Tuesday, July 26, 2005

Are You a Parental Packrat?

My family accuses me of being a parental packrat. My children are now in their teens and have recently become aware of my stash of memorabilia from their earlier years. I caught them going through the large plastic bins the other day! There they stand in my basement: giant plastic bins with snap tops labeled neatly with each child's name. The oldest daughter has several, the middle daughter has three, and the youngest has two.

"What's in these?" pondered daughter number three.

"Those are mom's things," replied eldest daughter. "She keeps stuff in there from when we were little."

Gleefully, I heard the middle child chime in: "Let's take a look!" and they fell to, happily unpacking all of the memories that I've managed to squirrel away for the past eighteen years or so. They spent several hours going through the treasures in those boxes, and even found a few things that they had thought gone for forever. One daughter found the remnants of her favorite blankie and another exclaimed over a board book that had been tucked away in her box. "Mom! Why did you put my book in here?"

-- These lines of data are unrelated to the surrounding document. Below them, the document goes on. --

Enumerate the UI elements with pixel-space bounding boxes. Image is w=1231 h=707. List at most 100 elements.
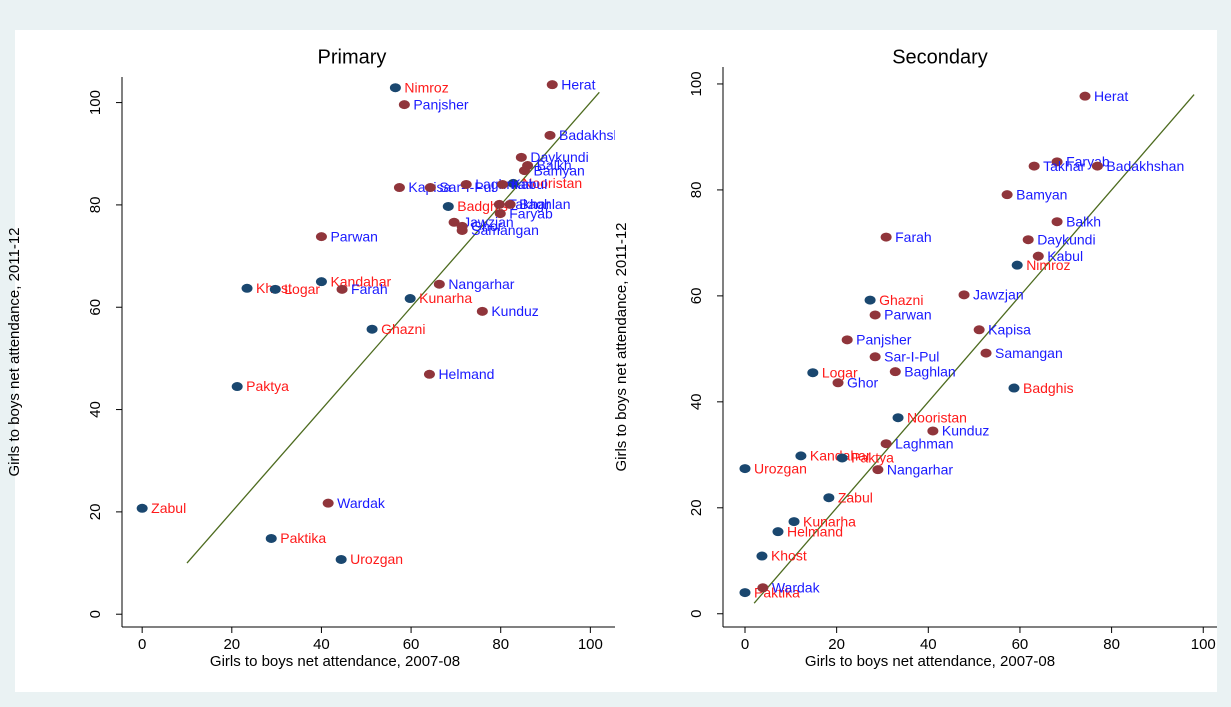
point <box>823 493 835 503</box>
point <box>456 225 468 235</box>
point <box>507 178 519 188</box>
point-label: Daykundi <box>1037 231 1095 247</box>
x-tick-label: 40 <box>920 636 937 653</box>
point <box>315 277 327 287</box>
point <box>269 284 281 294</box>
point <box>788 517 800 527</box>
point-label: Nangarhar <box>448 276 514 292</box>
point-label: Ghazni <box>381 321 425 337</box>
plot-area: NimrozGhazniLogarBadghisNooristanKandaha… <box>739 88 1195 604</box>
point-label: Parwan <box>330 228 377 244</box>
point-label: Urozgan <box>350 551 403 567</box>
point <box>515 152 527 162</box>
point-label: Zabul <box>151 500 186 516</box>
point-label: Sar-I-Pul <box>884 349 939 365</box>
x-tick-label: 0 <box>741 636 749 653</box>
point-label: Nooristan <box>907 409 967 425</box>
point <box>423 369 435 379</box>
point <box>315 232 327 242</box>
point-label: Laghman <box>895 435 953 451</box>
point <box>973 325 985 335</box>
point <box>872 465 884 475</box>
point-label: Panjsher <box>856 332 912 348</box>
point <box>497 179 509 189</box>
point <box>389 83 401 93</box>
point-label: Paktika <box>280 530 326 546</box>
point <box>366 324 378 334</box>
point-label: Wardak <box>772 579 821 595</box>
point <box>1051 157 1063 167</box>
point <box>335 554 347 564</box>
point-label: Zabul <box>838 489 873 505</box>
x-tick-label: 100 <box>578 636 603 653</box>
point <box>136 503 148 513</box>
point <box>1028 161 1040 171</box>
point-label: Khost <box>771 548 807 564</box>
point <box>448 217 460 227</box>
point-label: Ghor <box>471 218 502 234</box>
point-label: Kunduz <box>491 303 538 319</box>
point-label: Daykundi <box>530 149 588 165</box>
point-label: Logar <box>822 364 858 380</box>
point <box>433 279 445 289</box>
point-label: Wardak <box>337 495 386 511</box>
point <box>739 588 751 598</box>
point <box>1091 161 1103 171</box>
fit-line <box>186 91 600 564</box>
x-tick-label: 80 <box>492 636 509 653</box>
point <box>398 100 410 110</box>
point <box>739 464 751 474</box>
point-label: Badakhshan <box>1106 158 1184 174</box>
point-label: Samangan <box>471 222 539 238</box>
point-label: Baghlan <box>519 196 570 212</box>
point <box>841 335 853 345</box>
x-tick-label: 0 <box>138 636 146 653</box>
y-tick-label: 0 <box>688 610 705 618</box>
x-tick-label: 20 <box>828 636 845 653</box>
x-axis-label: Girls to boys net attendance, 2007-08 <box>805 653 1055 670</box>
x-tick-label: 100 <box>1191 636 1216 653</box>
point-label: Helmand <box>787 523 843 539</box>
point-label: Samangan <box>995 345 1063 361</box>
x-tick-label: 40 <box>313 636 330 653</box>
graph-region <box>15 30 1217 692</box>
point-label: Kunduz <box>942 423 989 439</box>
point-label: Kapisa <box>988 321 1031 337</box>
point <box>1022 235 1034 245</box>
point-label: Badghis <box>1023 380 1074 396</box>
point <box>880 439 892 449</box>
point-label: Balkh <box>537 157 572 173</box>
point-label: Farah <box>895 229 932 245</box>
point-label: Takhar <box>508 196 550 212</box>
point <box>864 295 876 305</box>
point-label: Logar <box>284 281 320 297</box>
y-tick-label: 20 <box>87 504 104 521</box>
y-tick-label: 100 <box>87 90 104 115</box>
x-tick-label: 20 <box>223 636 240 653</box>
y-tick-label: 60 <box>87 299 104 316</box>
point <box>892 413 904 423</box>
y-tick-label: 40 <box>87 401 104 418</box>
point <box>404 294 416 304</box>
point <box>241 283 253 293</box>
point-label: Paktya <box>851 450 894 466</box>
point <box>880 232 892 242</box>
point <box>231 382 243 392</box>
point <box>546 80 558 90</box>
point-label: Helmand <box>438 366 494 382</box>
y-tick-label: 100 <box>688 71 705 96</box>
y-tick-label: 40 <box>688 393 705 410</box>
x-axis-label: Girls to boys net attendance, 2007-08 <box>210 653 460 670</box>
point <box>756 551 768 561</box>
point-label: Parwan <box>884 307 931 323</box>
point-label: Kabul <box>512 176 548 192</box>
point-label: Ghazni <box>879 292 923 308</box>
point-label: Paktya <box>246 378 289 394</box>
point-label: Urozgan <box>754 460 807 476</box>
point <box>958 290 970 300</box>
panel-title: Primary <box>318 46 387 68</box>
point <box>518 166 530 176</box>
point <box>795 451 807 461</box>
point-label: Faryab <box>509 205 553 221</box>
point <box>442 201 454 211</box>
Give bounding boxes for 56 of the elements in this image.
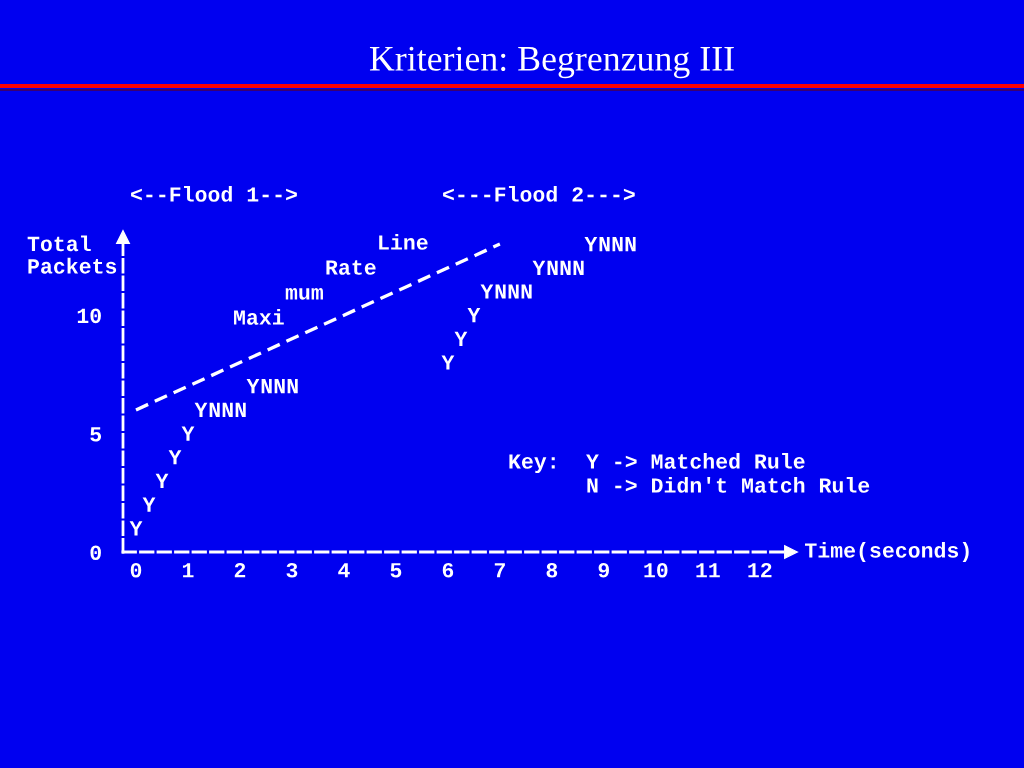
point	[142, 497, 156, 512]
x-tick-label: 6	[442, 562, 454, 578]
point	[222, 402, 233, 417]
y-tick-label: 10	[77, 308, 101, 324]
y-axis-title: Total Packets	[27, 235, 117, 274]
text: <---Flood 2--->	[443, 185, 635, 202]
point	[625, 237, 636, 252]
point	[467, 308, 481, 323]
point	[274, 379, 285, 394]
point	[168, 450, 182, 465]
point	[495, 284, 506, 299]
point	[573, 260, 584, 275]
point	[194, 402, 208, 417]
point	[209, 402, 220, 417]
point	[454, 331, 468, 346]
x-tick-label: 12	[748, 562, 772, 578]
x-tick-label: 4	[338, 563, 350, 578]
text: <--Flood 1-->	[131, 185, 297, 202]
y-tick-label: 5	[90, 427, 102, 442]
annotation: Maxi	[234, 308, 284, 325]
point	[155, 473, 169, 489]
annotation: N -> Didn't Match Rule	[587, 476, 870, 493]
x-tick-label: 5	[390, 563, 402, 578]
point	[547, 260, 558, 275]
point	[235, 402, 246, 417]
point	[584, 237, 598, 252]
annotation: Key:	[509, 454, 555, 474]
point	[246, 379, 260, 394]
x-tick-label: 1	[182, 563, 194, 578]
x-tick-label: 11	[696, 563, 720, 578]
point	[508, 284, 519, 299]
x-tick-label: 0	[130, 562, 142, 578]
annotation: Rate	[326, 260, 376, 275]
x-tick-label: 10	[644, 562, 668, 578]
point	[599, 237, 610, 252]
x-tick-label: 9	[598, 562, 610, 578]
annotation: mum	[285, 287, 323, 300]
point	[129, 521, 143, 536]
annotation: Y -> Matched Rule	[586, 452, 805, 469]
point	[480, 284, 494, 299]
point	[441, 355, 455, 370]
point	[560, 260, 571, 275]
point	[612, 237, 623, 252]
x-tick-label: 7	[494, 563, 505, 578]
point	[261, 379, 272, 394]
point	[181, 426, 195, 441]
x-axis-title: Time(seconds)	[805, 541, 969, 563]
point	[287, 379, 298, 394]
chart-title: Kriterien: Begrenzung III	[369, 46, 734, 79]
x-tick-label: 2	[234, 562, 246, 578]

I answered, "You said you were done with it and wanted to give it away. I know that one was special to you, so I saved it." She grinned from ear to ear.

"Can I have it back??" Now, there's a quandary! I had always planned to give these things to their rightful owners when they were "old enough to appreciate them." I'm not sure that time is here yet at age sixteen. We agreed on a loan from the treasure box, to be returned in a day or two before the book was found lying on the floor forgotten in the rush to answer the telephone call from the boyfriend. No, they're not quite old enough yet.

Those boxes of treasures *will* become very important someday, though, I'm sure. The things I've saved freeze moments in time. The first pictures drawn, the first attempts at writing a name, silverware used by toddler hands, and favorite toys have all found their way into the boxes. There are T-shirts lovingly decorated by Grandma, stuffed animals, and yearbooks from early elementary school. All of these things together paint a picture of the young child that no longer exists except in our memories. Put them together with the baby books in which their father and I noted observations about their lives and you have a nice history of the things that they cannot recall on their own. Someday, when they are grown and on their own with new young families, they will skip down memory lane with these boxes. Each carefully stored item will hopefully bring "ooh's" and "aaah's" reminiscent of a fireworks display.

They accuse me of being a packrat now, but just wait! I firmly believe that they will end up treasuring each and every item in their boxes. I know this because it's hereditary! My mom presented me with a box, as well, the Christmas before my first daughter was born. I remember the fun of going through there and finding toys that I hadn't thought of in years, old report cards, and books I had loved.

You may want to consider starting a similar project in your home. These memories and connections to the past are very important in my life, and I suspect in nearly everyone's. We all long for a sense of history and a feeling of belonging. Eventually, the girls' boxes of memories will include a few of the things that my mom passed on to me. Those boxes of stuff will have a history stretching back to well before their births. My hope is that they will take the hint and save things for their children, as well. After all, it's a family tradition!